Same exact experience here. TiVo Desktop fails to work very well for me at all.

Galleon plays my iTunes mp3s quite well, but the Music App only streams internet radio stations for a few seconds before crapping out. pyTivo works great with any mp3 stream. If it only handled iTunes playlists


----------



## kflinch (May 19, 2004)

jayfest said:


> For anybody else that is reading, I have gotten TiVo Desktop to play internet versions of radio stations. I'm not sure why I didn't think of this before. Thanks, wmcbrine. I think TiVo ought to be more heavily promoting this TD feature, which allows you to play out-of-town or weak-signal radio stations through your TiVo. And while I'm at it, let me plug my two favorite radio stations that I am now listening to this way: WXPN in Philadelphia and WWOZ in New Orleans.


Jayfest - this is exactly what i want to do - stream WXPN live from the internet. How did you do it?


----------



## jayfest (Mar 25, 2003)

This method is becoming out of date, with many stations using customized, more sophisticated players. You need to find a *.pls *file or a *.m3u* file for your station.
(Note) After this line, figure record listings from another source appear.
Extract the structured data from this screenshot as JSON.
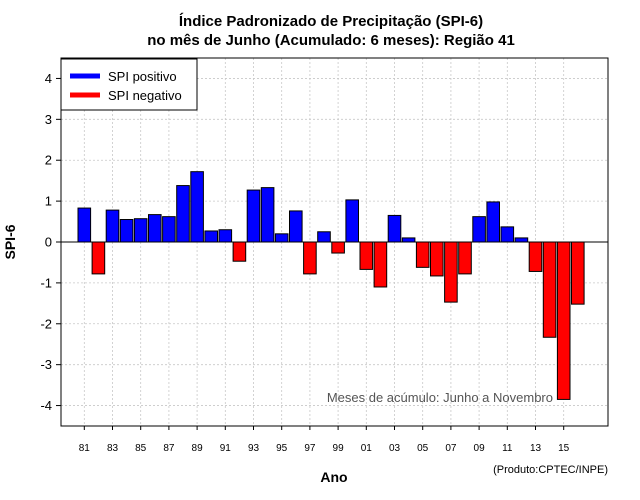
{
  "chart_data": {
    "type": "bar",
    "title": [
      "Índice Padronizado de Precipitação (SPI-6)",
      "no mês de Junho (Acumulado: 6 meses): Região 41"
    ],
    "xlabel": "Ano",
    "ylabel": "SPI-6",
    "ylim": [
      -4.5,
      4.5
    ],
    "yticks": [
      -4,
      -3,
      -2,
      -1,
      0,
      1,
      2,
      3,
      4
    ],
    "ytick_labels": [
      "-4",
      "-3",
      "-2",
      "-1",
      "0",
      "1",
      "2",
      "3",
      "4"
    ],
    "grid": true,
    "categories": [
      "81",
      "82",
      "83",
      "84",
      "85",
      "86",
      "87",
      "88",
      "89",
      "90",
      "91",
      "92",
      "93",
      "94",
      "95",
      "96",
      "97",
      "98",
      "99",
      "00",
      "01",
      "02",
      "03",
      "04",
      "05",
      "06",
      "07",
      "08",
      "09",
      "10",
      "11",
      "12",
      "13",
      "14",
      "15",
      "16"
    ],
    "xtick_labels": [
      "81",
      "83",
      "85",
      "87",
      "89",
      "91",
      "93",
      "95",
      "97",
      "99",
      "01",
      "03",
      "05",
      "07",
      "09",
      "11",
      "13",
      "15"
    ],
    "values": [
      0.83,
      -0.78,
      0.78,
      0.55,
      0.57,
      0.67,
      0.62,
      1.38,
      1.72,
      0.27,
      0.3,
      -0.47,
      1.27,
      1.33,
      0.2,
      0.76,
      -0.78,
      0.25,
      -0.27,
      1.03,
      -0.67,
      -1.1,
      0.65,
      0.1,
      -0.62,
      -0.83,
      -1.47,
      -0.78,
      0.62,
      0.98,
      0.37,
      0.1,
      -0.72,
      -2.33,
      -3.85,
      -1.52
    ],
    "colors": {
      "positive": "#0000ff",
      "negative": "#ff0000",
      "grid": "#c8c8c8"
    },
    "legend": {
      "position": "top-left",
      "entries": [
        {
          "label": "SPI positivo",
          "color": "#0000ff"
        },
        {
          "label": "SPI negativo",
          "color": "#ff0000"
        }
      ]
    },
    "annotation": "Meses de acúmulo: Junho a Novembro",
    "credit": "(Produto:CPTEC/INPE)"
  }
}
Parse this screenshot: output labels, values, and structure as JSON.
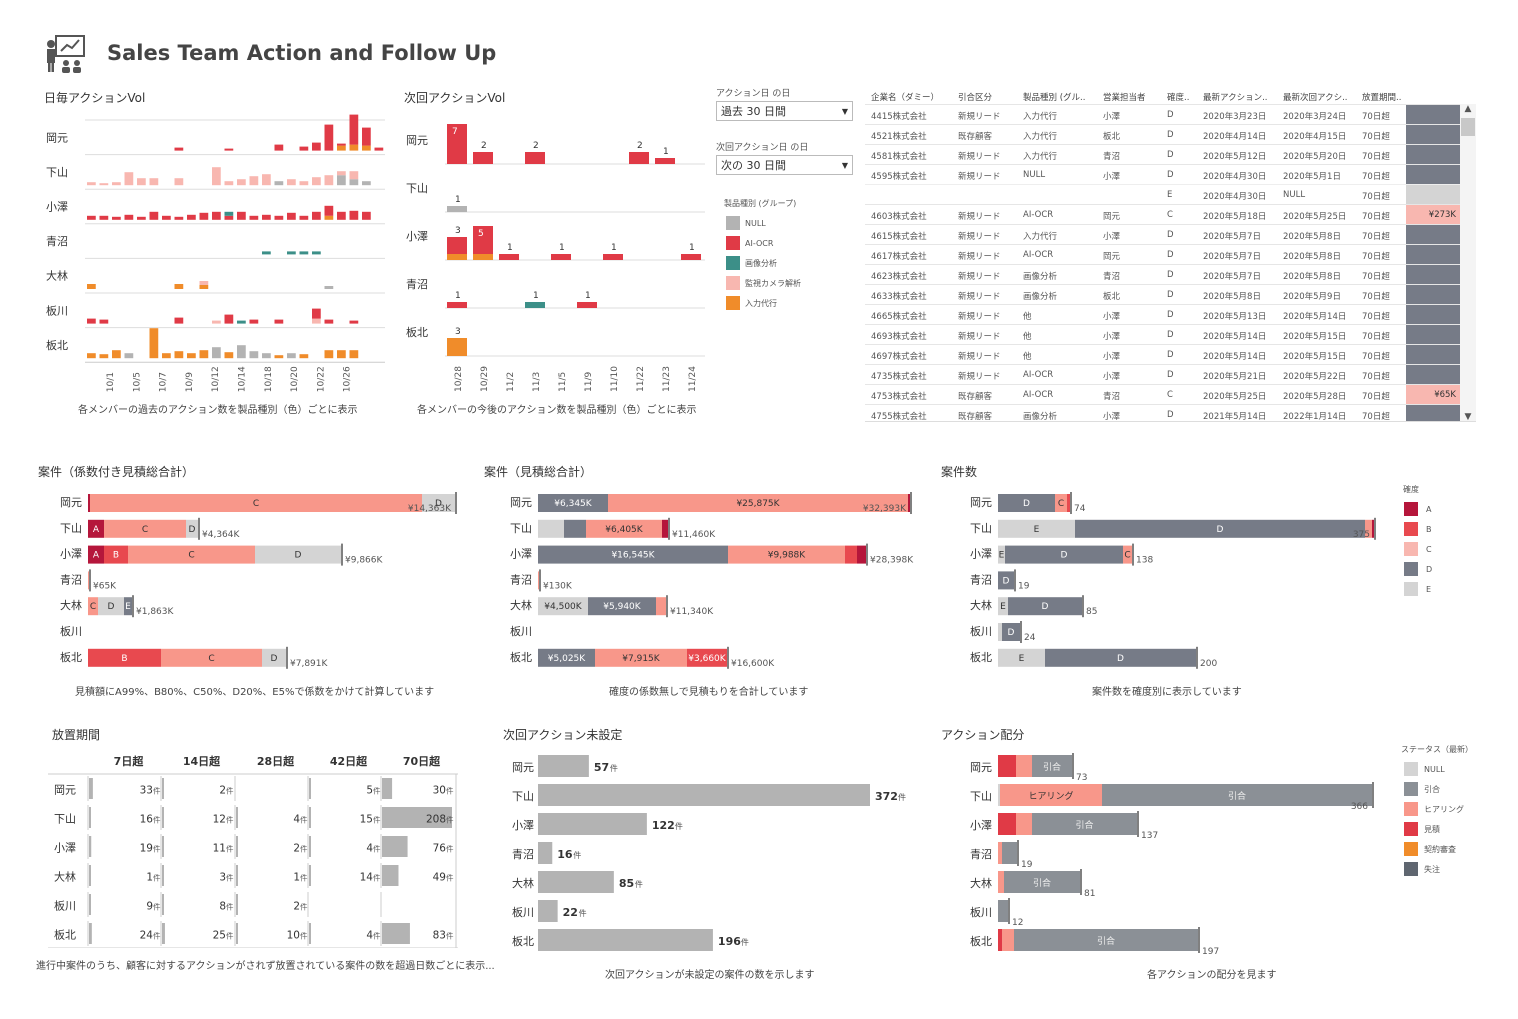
{
  "header": {
    "title": "Sales Team Action and Follow Up"
  },
  "colors": {
    "null": "#b3b3b3",
    "ai_ocr": "#e03a46",
    "image": "#3c8f88",
    "camera": "#f8b7b0",
    "input": "#f08c2a",
    "rankA": "#b5163b",
    "rankB": "#e8494f",
    "rankC": "#f8978a",
    "rankD": "#767b87",
    "rankE": "#d4d4d4",
    "bar_gray": "#b3b3b3",
    "status_hiring": "#f8978a",
    "status_hikiai": "#8b9096"
  },
  "members": [
    "岡元",
    "下山",
    "小澤",
    "青沼",
    "大林",
    "板川",
    "板北"
  ],
  "daily": {
    "title": "日毎アクションVol",
    "caption": "各メンバーの過去のアクション数を製品種別（色）ごとに表示",
    "dates": [
      "10/1",
      "10/5",
      "10/7",
      "10/9",
      "10/12",
      "10/14",
      "10/18",
      "10/20",
      "10/22",
      "10/26"
    ]
  },
  "next": {
    "title": "次回アクションVol",
    "caption": "各メンバーの今後のアクション数を製品種別（色）ごとに表示",
    "dates": [
      "10/28",
      "10/29",
      "11/2",
      "11/3",
      "11/5",
      "11/9",
      "11/10",
      "11/22",
      "11/23",
      "11/24"
    ],
    "labels": [
      [
        [
          "7",
          0
        ],
        [
          "2",
          1
        ],
        [
          "2",
          3
        ],
        [
          "2",
          7
        ],
        [
          "1",
          8
        ]
      ],
      [
        [
          "1",
          0
        ]
      ],
      [
        [
          "3",
          0
        ],
        [
          "5",
          1
        ],
        [
          "1",
          2
        ],
        [
          "1",
          4
        ],
        [
          "1",
          6
        ],
        [
          "1",
          9
        ]
      ],
      [
        [
          "1",
          0
        ],
        [
          "1",
          3
        ],
        [
          "1",
          5
        ]
      ],
      [
        [
          "3",
          0
        ]
      ]
    ]
  },
  "filters": {
    "action_label": "アクション日 の日",
    "action_value": "過去 30 日間",
    "next_label": "次回アクション日 の日",
    "next_value": "次の 30 日間",
    "legend_title": "製品種別 (グループ)",
    "legend": [
      "NULL",
      "AI-OCR",
      "画像分析",
      "監視カメラ解析",
      "入力代行"
    ]
  },
  "table": {
    "headers": [
      "企業名（ダミー）",
      "引合区分",
      "製品種別 (グル..",
      "営業担当者",
      "確度..",
      "最新アクション..",
      "最新次回アクシ..",
      "放置期間.."
    ],
    "rows": [
      [
        "4415株式会社",
        "新規リード",
        "入力代行",
        "小澤",
        "D",
        "2020年3月23日",
        "2020年3月24日",
        "70日超",
        ""
      ],
      [
        "4521株式会社",
        "既存顧客",
        "入力代行",
        "板北",
        "D",
        "2020年4月14日",
        "2020年4月15日",
        "70日超",
        ""
      ],
      [
        "4581株式会社",
        "新規リード",
        "入力代行",
        "青沼",
        "D",
        "2020年5月12日",
        "2020年5月20日",
        "70日超",
        ""
      ],
      [
        "4595株式会社",
        "新規リード",
        "NULL",
        "小澤",
        "D",
        "2020年4月30日",
        "2020年5月1日",
        "70日超",
        ""
      ],
      [
        "",
        "",
        "",
        "",
        "E",
        "2020年4月30日",
        "NULL",
        "70日超",
        ""
      ],
      [
        "4603株式会社",
        "新規リード",
        "AI-OCR",
        "岡元",
        "C",
        "2020年5月18日",
        "2020年5月25日",
        "70日超",
        "¥273K"
      ],
      [
        "4615株式会社",
        "新規リード",
        "入力代行",
        "小澤",
        "D",
        "2020年5月7日",
        "2020年5月8日",
        "70日超",
        ""
      ],
      [
        "4617株式会社",
        "新規リード",
        "AI-OCR",
        "岡元",
        "D",
        "2020年5月7日",
        "2020年5月8日",
        "70日超",
        ""
      ],
      [
        "4623株式会社",
        "新規リード",
        "画像分析",
        "青沼",
        "D",
        "2020年5月7日",
        "2020年5月8日",
        "70日超",
        ""
      ],
      [
        "4633株式会社",
        "新規リード",
        "画像分析",
        "板北",
        "D",
        "2020年5月8日",
        "2020年5月9日",
        "70日超",
        ""
      ],
      [
        "4665株式会社",
        "新規リード",
        "他",
        "小澤",
        "D",
        "2020年5月13日",
        "2020年5月14日",
        "70日超",
        ""
      ],
      [
        "4693株式会社",
        "新規リード",
        "他",
        "小澤",
        "D",
        "2020年5月14日",
        "2020年5月15日",
        "70日超",
        ""
      ],
      [
        "4697株式会社",
        "新規リード",
        "他",
        "小澤",
        "D",
        "2020年5月14日",
        "2020年5月15日",
        "70日超",
        ""
      ],
      [
        "4735株式会社",
        "新規リード",
        "AI-OCR",
        "小澤",
        "D",
        "2020年5月21日",
        "2020年5月22日",
        "70日超",
        ""
      ],
      [
        "4753株式会社",
        "既存顧客",
        "AI-OCR",
        "青沼",
        "C",
        "2020年5月25日",
        "2020年5月28日",
        "70日超",
        "¥65K"
      ],
      [
        "4755株式会社",
        "既存顧客",
        "画像分析",
        "小澤",
        "D",
        "2021年5月14日",
        "2022年1月14日",
        "70日超",
        ""
      ]
    ]
  },
  "weighted": {
    "title": "案件（係数付き見積総合計）",
    "caption": "見積額にA99%、B80%、C50%、D20%、E5%で係数をかけて計算しています",
    "totals": [
      "¥14,363K",
      "¥4,364K",
      "¥9,866K",
      "¥65K",
      "¥1,863K",
      "",
      "¥7,891K"
    ]
  },
  "total": {
    "title": "案件（見積総合計）",
    "caption": "確度の係数無しで見積もりを合計しています",
    "totals": [
      "¥32,393K",
      "¥11,460K",
      "¥28,398K",
      "¥130K",
      "¥11,340K",
      "",
      "¥16,600K"
    ],
    "inner": [
      [
        "¥6,345K",
        "¥25,875K"
      ],
      [
        "¥6,405K"
      ],
      [
        "¥16,545K",
        "¥9,988K"
      ],
      [],
      [
        "¥4,500K",
        "¥5,940K"
      ],
      [],
      [
        "¥5,025K",
        "¥7,915K",
        "¥3,660K"
      ]
    ]
  },
  "count": {
    "title": "案件数",
    "caption": "案件数を確度別に表示しています",
    "totals": [
      "74",
      "375",
      "138",
      "19",
      "85",
      "24",
      "200"
    ],
    "legend_title": "確度",
    "legend": [
      "A",
      "B",
      "C",
      "D",
      "E"
    ]
  },
  "idle": {
    "title": "放置期間",
    "caption": "進行中案件のうち、顧客に対するアクションがされず放置されている案件の数を超過日数ごとに表示...",
    "cols": [
      "7日超",
      "14日超",
      "28日超",
      "42日超",
      "70日超"
    ],
    "unit": "件",
    "rows": [
      [
        "33",
        "2",
        "",
        "5",
        "30"
      ],
      [
        "16",
        "12",
        "4",
        "15",
        "208"
      ],
      [
        "19",
        "11",
        "2",
        "4",
        "76"
      ],
      [
        "1",
        "3",
        "1",
        "14",
        "49"
      ],
      [
        "9",
        "8",
        "2",
        "",
        ""
      ],
      [
        "24",
        "25",
        "10",
        "4",
        "83"
      ]
    ],
    "members": [
      "岡元",
      "下山",
      "小澤",
      "大林",
      "板川",
      "板北"
    ]
  },
  "unset": {
    "title": "次回アクション未設定",
    "caption": "次回アクションが未設定の案件の数を示します",
    "values": [
      "57",
      "372",
      "122",
      "16",
      "85",
      "22",
      "196"
    ],
    "unit": "件"
  },
  "alloc": {
    "title": "アクション配分",
    "caption": "各アクションの配分を見ます",
    "totals": [
      "73",
      "366",
      "137",
      "19",
      "81",
      "12",
      "197"
    ],
    "legend_title": "ステータス（最新）",
    "legend": [
      "NULL",
      "引合",
      "ヒアリング",
      "見積",
      "契約審査",
      "失注"
    ],
    "hikiai": "引合",
    "hiring": "ヒアリング"
  }
}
WXPN still has them at http://xpn.org/music-artist/xpn-stream, but you've got to scroll down the page a bit. Download the file(s - WXPN has multiple streams) to your computer and you can rename it to make it more identifiable. I put the several stations I've gotten into a separate directory. Then add it to TiVo Desktop. Then on your DVR under Music, you should see "Music files on [your computer's name]". It should be in there.


----------



## wmcbrine (Aug 2, 2003)

jayfest said:


> This method is becoming out of date, with many stations using customized, more sophisticated players.
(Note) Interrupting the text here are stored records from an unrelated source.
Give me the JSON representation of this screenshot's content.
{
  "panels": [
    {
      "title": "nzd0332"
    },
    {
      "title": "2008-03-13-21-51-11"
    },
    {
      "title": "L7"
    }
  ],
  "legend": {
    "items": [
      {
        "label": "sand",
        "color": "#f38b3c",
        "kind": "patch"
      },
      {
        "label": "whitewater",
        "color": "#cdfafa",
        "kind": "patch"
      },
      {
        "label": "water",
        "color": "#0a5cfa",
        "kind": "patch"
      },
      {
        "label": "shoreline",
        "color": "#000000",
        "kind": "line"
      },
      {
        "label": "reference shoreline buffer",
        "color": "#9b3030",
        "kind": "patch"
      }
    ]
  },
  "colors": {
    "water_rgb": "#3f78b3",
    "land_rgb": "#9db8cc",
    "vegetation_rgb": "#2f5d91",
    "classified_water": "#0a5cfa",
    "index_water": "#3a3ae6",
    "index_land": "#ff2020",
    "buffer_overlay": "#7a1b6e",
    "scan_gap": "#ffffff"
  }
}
It's the same thing that's happened to HME/VLC -- everybody going to Flash players, so you can't get at the stream.


----------



## gonzotek (Sep 24, 2004)

wmcbrine said:


> It's the same thing that's happened to HME/VLC -- everybody going to Flash players, so you can't get at the stream.


I've actually seen a lot of sites are bowing to the iOS no-flash/h.264 video requirements: if you lie to them about your user agent to convince them you're an Apple device you get a tag in the html that has a url you could feed to hme/vlc. Chrome has a user-agent switcher built-in to the developer tools, and Firefox has an add-on, and I believe desktop Safari also has built-in support to spoof an ios user-agent. Roku developers use this trick all the time to get content intended solely for web browsers to the Roku box.

Of course, in many cases, those urls will expire shortly after the page has been downloaded by the client, or will require other wacky authentication mechanisms, so they're not as useful for hme/vlc; but sometimes they're simple and unchanging between sessions.


----------



## kflinch (May 19, 2004)

Jayfest - It worked. I can stream XPN over Tivo. Thanks.


----------